Host resistance and tolerance to vector-borne pathogens have contrasting effects on disease dynamics

Variation in host resistance and tolerance to pathogens can have important effects on pathogen evolution.  However, the effects of host defense mechanisms on disease spread are not well understood.  We hypothesize that tolerance and resistance will have contrasting effects on pathogen spread, mediated by vector preference for diseased or healthy hosts.

We developed a vectored SEI (Susceptible, Exposed, Infective) epidemiological model, with vector preference for either symptomatic or asymptomatic hosts.  Host tolerance to infection was varied by incorporating a Carrier state into the model (i.e. hosts that are infectious but show no symptoms).  Resistance was varied by modifying the rate at which Exposed hosts became either Infectives or Carriers.  We first compared disease dynamics in a single patch model.
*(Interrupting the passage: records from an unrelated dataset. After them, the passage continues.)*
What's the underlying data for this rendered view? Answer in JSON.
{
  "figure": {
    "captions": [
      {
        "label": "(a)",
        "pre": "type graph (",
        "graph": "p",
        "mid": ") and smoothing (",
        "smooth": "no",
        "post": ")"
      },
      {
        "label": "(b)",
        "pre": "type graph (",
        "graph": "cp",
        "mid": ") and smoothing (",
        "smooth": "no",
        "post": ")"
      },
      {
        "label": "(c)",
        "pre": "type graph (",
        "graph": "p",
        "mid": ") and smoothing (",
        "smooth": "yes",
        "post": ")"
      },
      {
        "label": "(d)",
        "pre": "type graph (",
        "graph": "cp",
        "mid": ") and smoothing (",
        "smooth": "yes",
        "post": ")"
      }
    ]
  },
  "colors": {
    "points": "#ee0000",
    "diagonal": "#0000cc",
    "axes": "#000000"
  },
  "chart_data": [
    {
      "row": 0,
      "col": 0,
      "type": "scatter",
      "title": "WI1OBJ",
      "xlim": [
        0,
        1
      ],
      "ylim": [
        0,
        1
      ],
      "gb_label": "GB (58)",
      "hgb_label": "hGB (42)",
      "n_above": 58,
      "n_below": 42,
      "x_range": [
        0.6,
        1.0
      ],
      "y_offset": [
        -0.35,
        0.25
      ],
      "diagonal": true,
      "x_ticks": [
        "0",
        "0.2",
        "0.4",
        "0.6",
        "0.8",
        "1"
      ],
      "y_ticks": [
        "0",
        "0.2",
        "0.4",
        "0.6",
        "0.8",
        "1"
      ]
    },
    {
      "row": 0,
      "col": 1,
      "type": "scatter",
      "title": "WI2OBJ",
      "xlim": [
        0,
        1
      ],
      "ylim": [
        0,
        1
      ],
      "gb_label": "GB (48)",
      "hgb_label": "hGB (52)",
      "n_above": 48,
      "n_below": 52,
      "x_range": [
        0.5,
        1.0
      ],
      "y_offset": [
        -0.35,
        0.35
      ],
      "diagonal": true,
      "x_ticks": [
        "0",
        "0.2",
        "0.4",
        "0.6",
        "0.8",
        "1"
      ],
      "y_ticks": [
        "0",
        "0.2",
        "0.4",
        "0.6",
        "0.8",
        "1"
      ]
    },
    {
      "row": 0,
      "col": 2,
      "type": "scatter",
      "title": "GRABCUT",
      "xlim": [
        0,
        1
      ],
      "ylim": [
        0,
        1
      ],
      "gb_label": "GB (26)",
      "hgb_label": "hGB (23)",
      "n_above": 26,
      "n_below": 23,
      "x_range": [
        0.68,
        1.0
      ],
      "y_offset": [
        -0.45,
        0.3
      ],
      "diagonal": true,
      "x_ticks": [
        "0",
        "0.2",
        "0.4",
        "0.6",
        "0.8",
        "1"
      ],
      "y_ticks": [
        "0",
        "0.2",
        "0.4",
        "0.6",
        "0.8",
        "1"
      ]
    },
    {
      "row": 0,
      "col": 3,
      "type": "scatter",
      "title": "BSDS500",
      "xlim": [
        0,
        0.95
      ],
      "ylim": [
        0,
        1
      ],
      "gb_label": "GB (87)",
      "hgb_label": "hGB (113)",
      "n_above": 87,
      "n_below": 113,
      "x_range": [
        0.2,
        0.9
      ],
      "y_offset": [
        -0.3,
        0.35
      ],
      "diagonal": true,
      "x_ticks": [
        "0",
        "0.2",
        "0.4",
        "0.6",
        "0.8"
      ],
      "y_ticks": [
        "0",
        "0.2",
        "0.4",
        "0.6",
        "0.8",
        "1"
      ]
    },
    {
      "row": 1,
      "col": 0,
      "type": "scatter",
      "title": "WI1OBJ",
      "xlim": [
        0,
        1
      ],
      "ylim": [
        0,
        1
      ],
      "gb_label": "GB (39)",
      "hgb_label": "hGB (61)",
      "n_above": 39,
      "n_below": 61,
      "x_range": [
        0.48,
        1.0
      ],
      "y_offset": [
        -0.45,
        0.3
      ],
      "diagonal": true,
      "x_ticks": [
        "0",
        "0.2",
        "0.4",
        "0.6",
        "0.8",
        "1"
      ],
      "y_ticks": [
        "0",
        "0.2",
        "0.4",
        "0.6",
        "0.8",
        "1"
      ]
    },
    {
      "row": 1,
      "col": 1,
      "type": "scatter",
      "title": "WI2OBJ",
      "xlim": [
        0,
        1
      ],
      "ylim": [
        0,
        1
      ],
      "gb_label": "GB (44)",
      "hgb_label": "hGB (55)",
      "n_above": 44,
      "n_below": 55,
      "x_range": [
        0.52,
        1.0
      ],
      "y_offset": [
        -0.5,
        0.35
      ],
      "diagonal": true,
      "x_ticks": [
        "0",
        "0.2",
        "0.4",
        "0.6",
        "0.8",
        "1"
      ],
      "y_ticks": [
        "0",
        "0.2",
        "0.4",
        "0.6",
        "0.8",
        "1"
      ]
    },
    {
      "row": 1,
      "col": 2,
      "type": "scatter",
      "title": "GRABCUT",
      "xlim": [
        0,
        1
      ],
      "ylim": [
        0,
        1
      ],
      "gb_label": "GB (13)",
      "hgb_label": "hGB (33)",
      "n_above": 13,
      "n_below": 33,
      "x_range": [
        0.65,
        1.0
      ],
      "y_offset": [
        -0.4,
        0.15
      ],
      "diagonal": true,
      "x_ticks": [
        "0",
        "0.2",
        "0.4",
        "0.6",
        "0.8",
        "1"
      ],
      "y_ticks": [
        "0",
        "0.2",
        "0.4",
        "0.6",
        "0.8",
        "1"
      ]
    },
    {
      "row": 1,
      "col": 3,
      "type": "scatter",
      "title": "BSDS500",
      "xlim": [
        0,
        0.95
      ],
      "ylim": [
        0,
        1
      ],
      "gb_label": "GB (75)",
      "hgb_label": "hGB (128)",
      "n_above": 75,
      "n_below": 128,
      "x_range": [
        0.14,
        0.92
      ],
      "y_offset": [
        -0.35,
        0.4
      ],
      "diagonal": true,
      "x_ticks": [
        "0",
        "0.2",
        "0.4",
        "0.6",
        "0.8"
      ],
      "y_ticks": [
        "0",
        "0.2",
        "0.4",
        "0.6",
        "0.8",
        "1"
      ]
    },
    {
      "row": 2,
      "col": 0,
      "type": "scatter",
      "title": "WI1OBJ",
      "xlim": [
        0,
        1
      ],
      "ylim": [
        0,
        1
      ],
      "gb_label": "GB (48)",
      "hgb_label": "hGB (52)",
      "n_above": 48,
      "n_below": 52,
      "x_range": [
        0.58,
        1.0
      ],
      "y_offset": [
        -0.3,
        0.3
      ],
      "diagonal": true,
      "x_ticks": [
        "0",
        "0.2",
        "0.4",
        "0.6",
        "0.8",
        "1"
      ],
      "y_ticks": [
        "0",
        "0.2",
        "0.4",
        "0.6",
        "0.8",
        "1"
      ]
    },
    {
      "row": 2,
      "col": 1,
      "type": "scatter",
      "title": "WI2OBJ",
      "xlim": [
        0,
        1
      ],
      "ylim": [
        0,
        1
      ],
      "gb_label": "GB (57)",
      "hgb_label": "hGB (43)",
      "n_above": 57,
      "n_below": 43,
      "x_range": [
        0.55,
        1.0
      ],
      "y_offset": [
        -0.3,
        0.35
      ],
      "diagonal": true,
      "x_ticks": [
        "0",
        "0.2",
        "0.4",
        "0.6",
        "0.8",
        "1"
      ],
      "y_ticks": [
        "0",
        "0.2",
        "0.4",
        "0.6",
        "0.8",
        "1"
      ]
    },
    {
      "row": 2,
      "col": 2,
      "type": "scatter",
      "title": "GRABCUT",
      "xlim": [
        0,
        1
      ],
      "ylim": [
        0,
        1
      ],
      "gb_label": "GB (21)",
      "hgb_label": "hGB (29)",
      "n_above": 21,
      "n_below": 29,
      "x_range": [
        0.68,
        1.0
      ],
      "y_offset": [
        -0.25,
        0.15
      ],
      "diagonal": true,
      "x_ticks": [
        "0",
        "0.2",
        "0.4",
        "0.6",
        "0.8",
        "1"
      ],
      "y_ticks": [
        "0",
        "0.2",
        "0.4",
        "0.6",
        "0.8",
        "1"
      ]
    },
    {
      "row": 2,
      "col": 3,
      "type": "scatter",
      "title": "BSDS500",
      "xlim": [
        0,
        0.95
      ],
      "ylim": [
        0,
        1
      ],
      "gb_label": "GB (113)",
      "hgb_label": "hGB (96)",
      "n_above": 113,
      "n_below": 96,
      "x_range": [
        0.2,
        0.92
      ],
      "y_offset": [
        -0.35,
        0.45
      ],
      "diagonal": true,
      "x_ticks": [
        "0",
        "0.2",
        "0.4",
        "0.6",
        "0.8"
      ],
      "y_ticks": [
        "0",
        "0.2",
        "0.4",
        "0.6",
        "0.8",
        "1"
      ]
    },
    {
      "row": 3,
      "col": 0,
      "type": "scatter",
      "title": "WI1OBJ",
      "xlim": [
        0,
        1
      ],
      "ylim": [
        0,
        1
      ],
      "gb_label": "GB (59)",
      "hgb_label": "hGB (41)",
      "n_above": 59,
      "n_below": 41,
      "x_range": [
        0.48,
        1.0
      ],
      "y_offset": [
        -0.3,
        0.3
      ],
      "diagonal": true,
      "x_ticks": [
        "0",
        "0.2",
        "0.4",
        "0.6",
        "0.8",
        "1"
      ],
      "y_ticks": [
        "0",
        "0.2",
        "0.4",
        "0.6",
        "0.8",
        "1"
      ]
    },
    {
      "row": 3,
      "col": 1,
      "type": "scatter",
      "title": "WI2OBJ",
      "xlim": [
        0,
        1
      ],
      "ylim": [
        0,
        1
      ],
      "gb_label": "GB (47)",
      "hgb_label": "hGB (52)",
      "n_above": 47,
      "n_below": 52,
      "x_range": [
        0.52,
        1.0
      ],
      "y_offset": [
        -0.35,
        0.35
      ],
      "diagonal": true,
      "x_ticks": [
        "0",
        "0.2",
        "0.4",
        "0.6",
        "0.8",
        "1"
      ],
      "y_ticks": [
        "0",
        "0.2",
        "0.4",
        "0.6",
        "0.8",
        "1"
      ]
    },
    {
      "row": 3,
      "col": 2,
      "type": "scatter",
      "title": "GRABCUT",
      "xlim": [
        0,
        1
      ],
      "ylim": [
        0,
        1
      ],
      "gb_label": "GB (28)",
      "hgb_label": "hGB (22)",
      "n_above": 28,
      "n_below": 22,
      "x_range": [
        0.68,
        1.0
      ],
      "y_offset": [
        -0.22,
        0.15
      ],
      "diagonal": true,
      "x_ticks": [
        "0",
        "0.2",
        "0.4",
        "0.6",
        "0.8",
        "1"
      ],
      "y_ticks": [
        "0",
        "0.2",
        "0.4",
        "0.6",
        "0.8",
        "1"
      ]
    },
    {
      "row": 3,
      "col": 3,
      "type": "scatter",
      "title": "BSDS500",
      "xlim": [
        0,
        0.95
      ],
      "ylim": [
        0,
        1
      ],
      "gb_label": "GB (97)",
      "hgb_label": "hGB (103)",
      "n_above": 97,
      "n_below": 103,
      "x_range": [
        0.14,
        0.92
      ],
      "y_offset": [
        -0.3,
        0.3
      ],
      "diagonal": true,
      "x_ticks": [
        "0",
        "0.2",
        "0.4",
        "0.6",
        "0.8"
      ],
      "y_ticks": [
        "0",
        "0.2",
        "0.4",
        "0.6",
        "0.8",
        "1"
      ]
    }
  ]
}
We then expanded this to a two patch system, to explore the potential for pathogen spillover from a resistant or tolerant patch into a neighboring susceptible patch.

Dynamics for the single-patch model showed that resistance reduced disease incidence, largely independent of vector preferences.  In contrast, a tolerant patch can act as a source of infectious vectors, especially when vectors preferred asymptomatic hosts. These conclusions were supported by results from the coupled patch system, which showed the greatest pathogen spillover into the susceptible patch when adjacent to a tolerant patch and with vector discrimination against symptoms. These results suggest that understanding the precise form and degree of host defense and vector preference may be important for disease management.